Behind the dune is Willy, her husband. He is rarely seen, suggested by the top of his sun hat or the back of a thumbed newspaper. He has nothing to say and nothing to give. Yet he is Winnie's lifeline — the mere blowing of his nose offers relief from the monotony of the searing desert that is the landscape of the play, sending Winnie into an ecstasy as she realises that today is "Another happy day!"
Beckett's message is deadly — life is senseless and action is futile. Winnie, like the characters in Waiting for Godot, is univeralised to encapsulate the banality of human endeavour as it attempts to make meaning from the meaningless.

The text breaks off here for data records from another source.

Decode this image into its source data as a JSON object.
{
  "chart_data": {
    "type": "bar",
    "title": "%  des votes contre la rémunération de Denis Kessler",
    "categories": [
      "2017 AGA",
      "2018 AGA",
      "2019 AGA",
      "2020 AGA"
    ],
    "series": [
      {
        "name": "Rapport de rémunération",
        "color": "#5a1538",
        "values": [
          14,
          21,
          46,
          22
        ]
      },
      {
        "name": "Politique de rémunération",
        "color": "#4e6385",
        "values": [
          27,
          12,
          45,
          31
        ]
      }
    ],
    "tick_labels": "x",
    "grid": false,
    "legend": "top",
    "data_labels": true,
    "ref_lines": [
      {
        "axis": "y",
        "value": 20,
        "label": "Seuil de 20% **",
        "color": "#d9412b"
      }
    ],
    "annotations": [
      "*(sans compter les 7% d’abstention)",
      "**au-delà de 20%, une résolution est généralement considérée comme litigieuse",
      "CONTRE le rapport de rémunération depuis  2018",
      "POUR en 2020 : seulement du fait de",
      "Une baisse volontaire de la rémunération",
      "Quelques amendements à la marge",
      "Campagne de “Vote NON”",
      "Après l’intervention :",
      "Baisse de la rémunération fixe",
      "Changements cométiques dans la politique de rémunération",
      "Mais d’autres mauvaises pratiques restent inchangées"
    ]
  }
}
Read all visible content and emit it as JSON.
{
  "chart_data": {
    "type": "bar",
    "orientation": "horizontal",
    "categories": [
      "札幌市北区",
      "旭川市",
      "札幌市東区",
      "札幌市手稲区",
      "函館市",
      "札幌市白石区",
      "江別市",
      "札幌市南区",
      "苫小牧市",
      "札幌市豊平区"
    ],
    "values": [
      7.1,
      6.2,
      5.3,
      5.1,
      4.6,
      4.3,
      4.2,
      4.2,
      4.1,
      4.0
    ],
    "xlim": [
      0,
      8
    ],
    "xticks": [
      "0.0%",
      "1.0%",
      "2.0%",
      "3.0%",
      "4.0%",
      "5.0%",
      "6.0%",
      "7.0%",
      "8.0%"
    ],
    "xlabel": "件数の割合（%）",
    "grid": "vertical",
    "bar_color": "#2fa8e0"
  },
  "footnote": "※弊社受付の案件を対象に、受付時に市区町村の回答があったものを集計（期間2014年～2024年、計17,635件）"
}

It is a boring message — ignorant, ahistorical and intensely humanist. A message to slash your wrists by.
But the production is superb. Ruth Cracknell's performance is masterful. Each emotion suffered by Winnie in her brave yet pathetic determination to wrench happiness from life is so heartfelt and familiar that the existential dimension of the play becomes personalised. The naturalness, the flesh and blood reality of Winnie as she struggles with her treacherous condition, is what is compelling.
By the second half, Winnie is buried to her chin. Few roles challenge the actress like this — how can a talking head maintain the interest of an audience for 40 minutes? Cracknell does it, with a psychological monologue of despair which teeters, at times, on the maniacal as Winnie clings to the lie that her life has many mercies and has been a series of many happy days.
Designer Mary Moore enhances Cracknell's performance with a parched, cracked dune-scape dazzled by searing white light. Winnie, who has fought so hard to stay groomed and civilised by clinging to her belongings — hairbrush, music box, emery board —
becomes merged with the dune as the spinifex grows in her hair and entwines through her possessions.
The production is framed by the insistent harsh ringing of an alarm — both a wake-up call and a death knell.